Justement, est-ce que l’employeur peut confier tous types de travaux à un jeune et quelle est la rémunération moyenne pour un job d’été ?

L’entreprise peut faire appel à un jeune pour effectuer une activité saisonnière, remplacer un départ en congé ou encore pour renforcer les effectifs en cas d’une hausse d’activité durant la période considérée.

Le jeune étudiant peut faire un travail qui ne demande pas des qualifications spécifiques et l’employeur ne peut en aucun cas lui confier un travail présentant un danger. Dans les pays européens, en général, les étudiants effectuent le travail d’un simple ouvrier.

Et pour ce qui est du salaire?

En dehors de quelques secteurs d’activité, un job d’été est rémunéré en moyenne entre 2 500 et 3 000 dirhams. En Belgique, par exemple, le salaire peut être de 1600 ou 1 700 euros.

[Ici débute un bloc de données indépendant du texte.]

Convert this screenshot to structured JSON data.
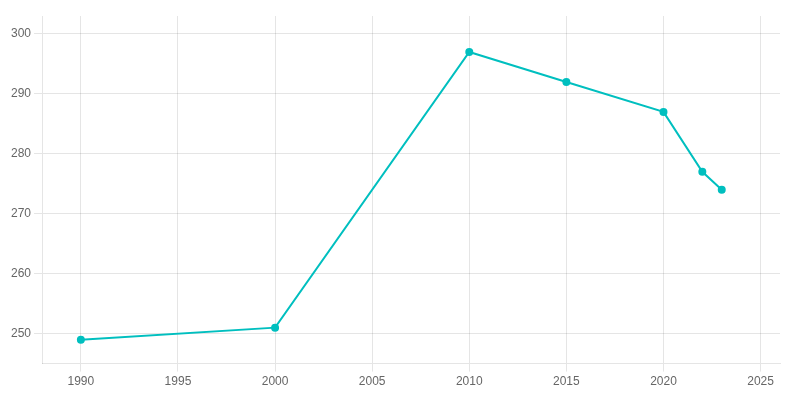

Que se passe-t-il en cas de conflit ?

Lorsque les deux parties ont contracté un contrat à durée déterminée, et que l’employeur rompt le contrat, le jeune étudiant bénéficie d’une indemnisation égale à l’équivalent d’un mois de travail. Il est indemnisé sur la base d’un jour par semaine travaillée.

En revanche, lorsqu’il n’y pas de contrat, les jeunes étudiants bénéficient des mêmes avantages que ceux d’un salarié normal. Et l’on retient, en cas d’indemnisation, les conditions appliquées en cas de licenciement abusif.

Donc selon vous il faut encadrer cette activité ? 

Exactement, pour éviter un certain nombre de problèmes pouvant surgir à la fin de la période du travail, il est nécessaire d’élaborer une législation spécifique qui détermine les règles du jeu et qui encadre le travail d’été.